Mais cela va au-delà des canonnières et revient au militarisme en général,

«Alors que les militaires et leurs plans n'ont pas provoqué à eux seuls la Grande Guerre, leur engouement pour l'offensive et leur acceptation de la guerre comme nécessaires et inévitables les ont obligés à faire pression sur ceux qui prennent les décisions… l'armée a élaboré des plans qui se sont avérés limiter… les choix devant les décideurs. (p.376) »

D'après les discussions que j'ai lues sur les plans de guerre et les intentions de guerre des États-Unis, tout cela semble vrai aujourd'hui, que ce soit les plans de Wolfowitz pour une première frappe nucléaire ou les récents efforts de Bolton pour inciter l'Iran, la Russie ou la Chine à commettre une erreur Les médias américains peuvent devenir une raison d'attaquer. Heureusement, au moins dans une très petite mesure, ces mêmes pays ont tendance à se concentrer sur des technologies défensives très avancées ainsi que sur des capacités de rétorsion nucléaire qui font de la première frappe un suicide mondial.

Les médias et l'opinion publique entrent également dans les similitudes, bien que le texte ne les aborde pas en détail. À l'époque comme aujourd'hui, «l'opinion publique» est façonnée dans une large mesure par les médias, et les médias, à leur tour, sont généralement façonnés par ceux au pouvoir, soit directement sous le contrôle des médias, soit en émettant des déclarations destinées à tromper et à induire en erreur. le public et de susciter la composante nécessaire du nationalisme national. Alors que cela commence par l'ignorance,

«Trop souvent, les civils ne savaient pas ou ne voulaient pas s'informer sur ce que les militaires prévoyaient… (p. 324)»

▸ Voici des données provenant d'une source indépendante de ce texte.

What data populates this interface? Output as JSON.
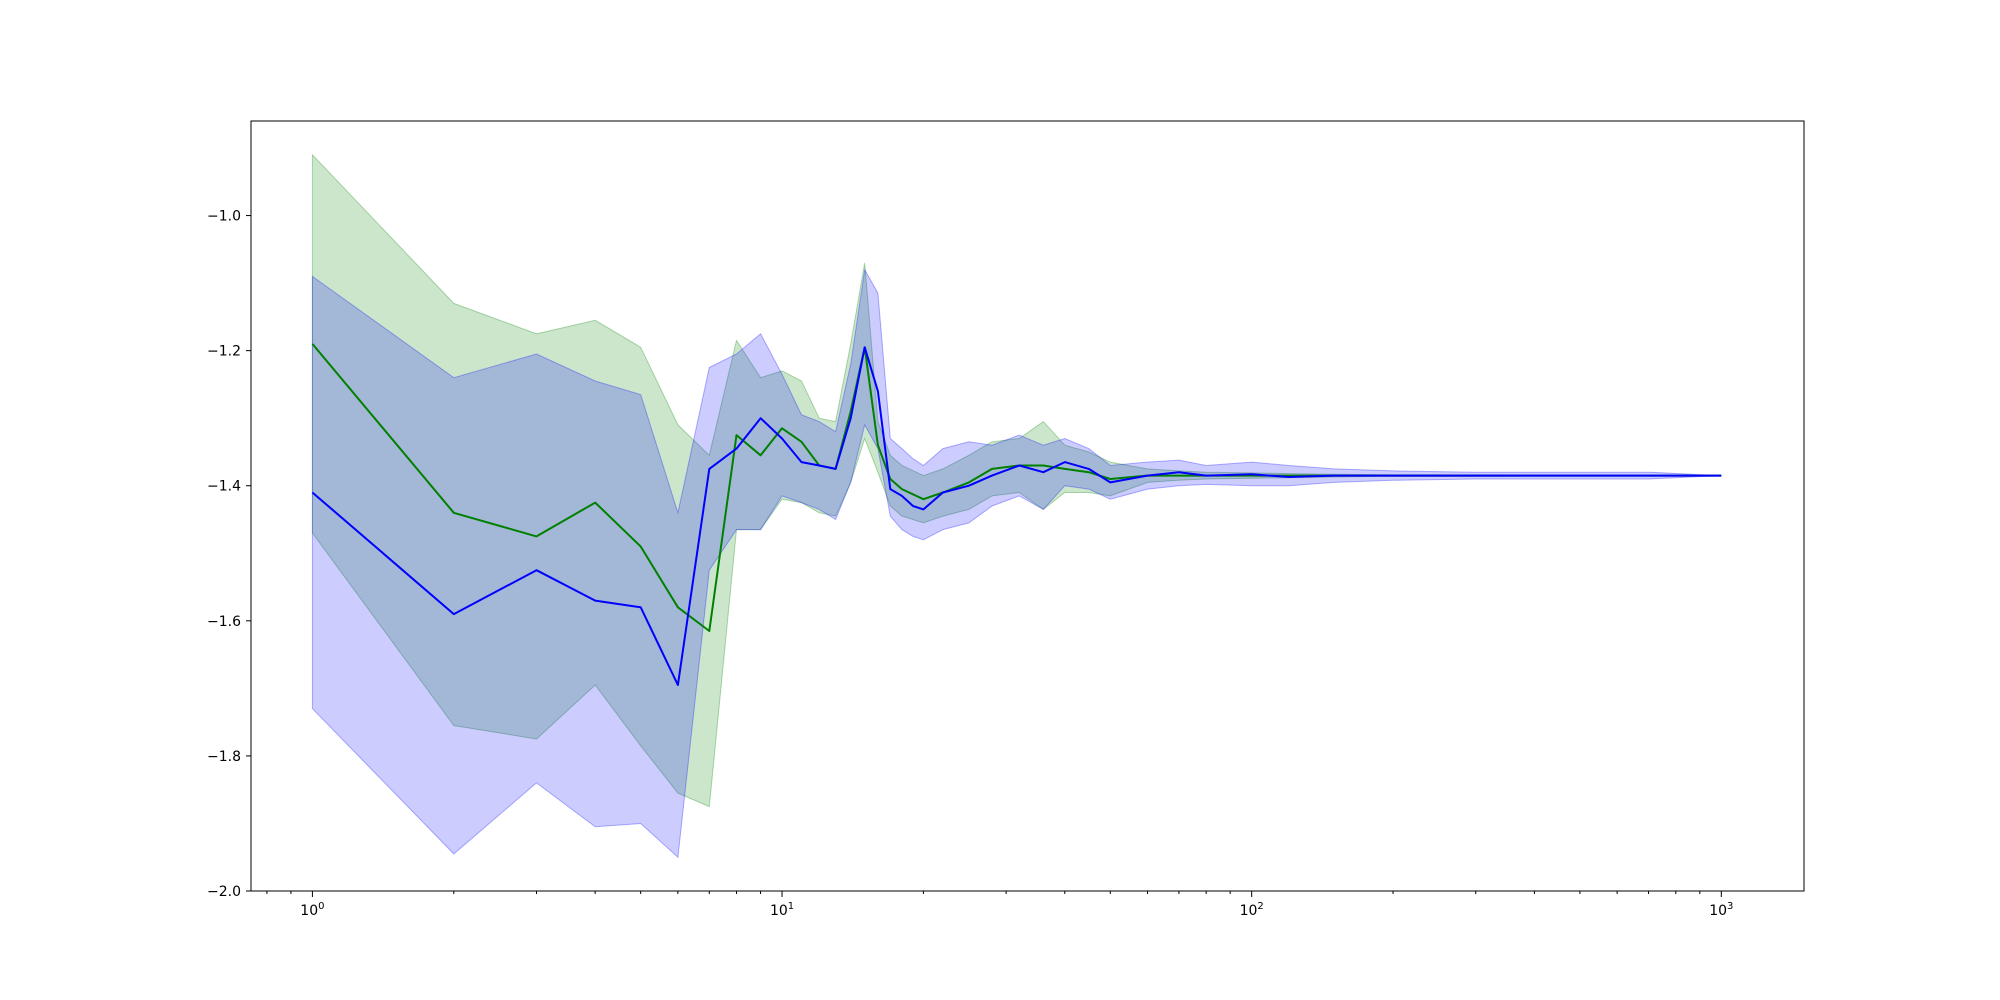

Cela conduit à «des rafales de peur et un nationalisme accru qui traversaient leurs propres publics, et le lobby et les groupes d'intérêts spéciaux sont devenus de plus en plus qualifiés pour susciter l'opinion. (P. 504)»

C'est tellement vrai aujourd'hui avec les médias contrôlés par quelques propriétaires d'entreprises et la psychologie de la fausse représentation de masse bien étudiée et très efficace.

Enfin, sur une note moindre, au moins pour le record historique, MacMillan mentionne en passant des signaux de la situation financière locale locale: frousse boursière, courses bancaires (pas d'économie numérique à l'époque, dollars réels comptés) et thésaurisation des fournitures (toilettes OK, un sujet différent, mais il parle toujours d'illusions de masse.)

Les temps sont-ils vraiment très différents? Technologiquement oui, mais la nature humaine reste la même, les gens sont facilement manipulés par les pouvoirs en place afin de trouver un autre méchant, plutôt que de se blâmer, pour la frénésie qui pourrait nous conduire à une troisième et dernière conflagration à l'échelle mondiale. Il y a suffisamment de similitudes dans l'état d'esprit politique actuel des nations que nous devons nous rappeler, nous éduquer, sachant que le militarisme, la cupidité des entreprises et les manipulations des médias maintiennent le monde au bord du désastre.

L'autre ouvrage de Margaret MacMillan sur la Première Guerre mondiale, «Paris 1919 – Six mois qui ont changé le monde» (Random House, 2003) est un excellent suivi de ce volume et détaille comment les politiciens se sont détournés de la démocratie libérale pour raviver ou conserver leur empires, un nouveau colonialisme sous mandat de la Société des Nations.

– Jim Miles est un éducateur canadien et un contributeur / chroniqueur régulier d'articles d'opinion et de critiques de livres pour Palestine Chronicles. Son intérêt pour ce sujet découle à l'origine d'une perspective environnementale, qui englobe la militarisation et l'assujettissement économique de la communauté mondiale et sa marchandisation par le gouvernement d'entreprise et par le gouvernement américain.